A police team at work after a fatal shooting in Malmö. Photo: Johan Nilsson / TT
08:53 CET+01:00
Crime in Malmö has reached its lowest level in 20 years, but still almost three quarters of the southern city's inhabitants feel worried about being exposed to crime, according to an annual safety survey.

"People in Malmö feel more unsafe than they need to," said Mattias Sigfridsson, acting police chief for the region.

Each year, the police carry out a survey to measure the level of perceived safety among people in the city. The survey is sent to 7,000 randomly selected Malmö residents aged between 16 and 85, and this year just over half completed the survey.

Perceived safety had risen slightly since the previous survey, but fear of crime remains higher than it needs to be, according to Sigfridsson. Just under three quarters (74 percent) of the survey respondents said they were worried about being exposed to crime of some kind.

"That's a worry that the crime statistics show you don't need to feel," he said.

Sigfridsson cited several high-profile shootings as the reason for public concern.

The total number of shootings in Malmö has almost halved this year compared to last year, but the incidents that have happened – including the killing of a 15-year-old boy and a young mother who was fatally shot in broad daylight – have had a significant impact on residents. 

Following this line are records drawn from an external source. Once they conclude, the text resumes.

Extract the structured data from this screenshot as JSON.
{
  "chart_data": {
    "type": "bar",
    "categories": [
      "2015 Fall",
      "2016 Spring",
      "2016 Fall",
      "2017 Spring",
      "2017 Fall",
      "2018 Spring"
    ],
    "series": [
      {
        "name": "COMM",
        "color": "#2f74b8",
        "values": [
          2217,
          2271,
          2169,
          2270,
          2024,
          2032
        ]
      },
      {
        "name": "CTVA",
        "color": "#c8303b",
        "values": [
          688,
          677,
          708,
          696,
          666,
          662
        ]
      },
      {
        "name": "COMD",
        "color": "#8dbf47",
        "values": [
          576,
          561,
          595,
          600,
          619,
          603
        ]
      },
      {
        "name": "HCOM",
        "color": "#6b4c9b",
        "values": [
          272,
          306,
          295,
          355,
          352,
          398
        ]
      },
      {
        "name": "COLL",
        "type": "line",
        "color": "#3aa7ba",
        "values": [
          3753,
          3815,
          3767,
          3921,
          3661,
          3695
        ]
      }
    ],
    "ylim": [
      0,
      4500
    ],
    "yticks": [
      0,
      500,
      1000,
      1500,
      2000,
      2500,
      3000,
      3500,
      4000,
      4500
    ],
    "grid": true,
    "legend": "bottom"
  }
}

"The most serious crimes have become more reckless. They have become more brutal, and this type of crime worries people. Malmö is also quite a small town geographically, which means you are often close to these crimes and that affects us," said the police chief.

A local police chief in northern Malmö, Andy Roberts, said that an unbalanced depiction of Malmö in the media also contributed negatively to residents' perceived safety.

"There are often dark newspaper columns about Malmö, we shouldn't underestimate the image and the psychological impact that creates. There is really a lot of focus on the negative, both in the mass media and from police," said Roberts.

But he said non-violent but visible crime or anti-social behaviour was another potential contributing factor, including littering, rowdy groups of young people on the streets, and the drugs trade.

"It is clear that it's important to work with this problem. Drugs are a part of the problem which leads criminal networks to kill each other," he added.

Malmö police have previously highlighted the role of the drugs trade in gang crime and violence, and begun cracking down on it as part of their efforts to continue reducing violent crime.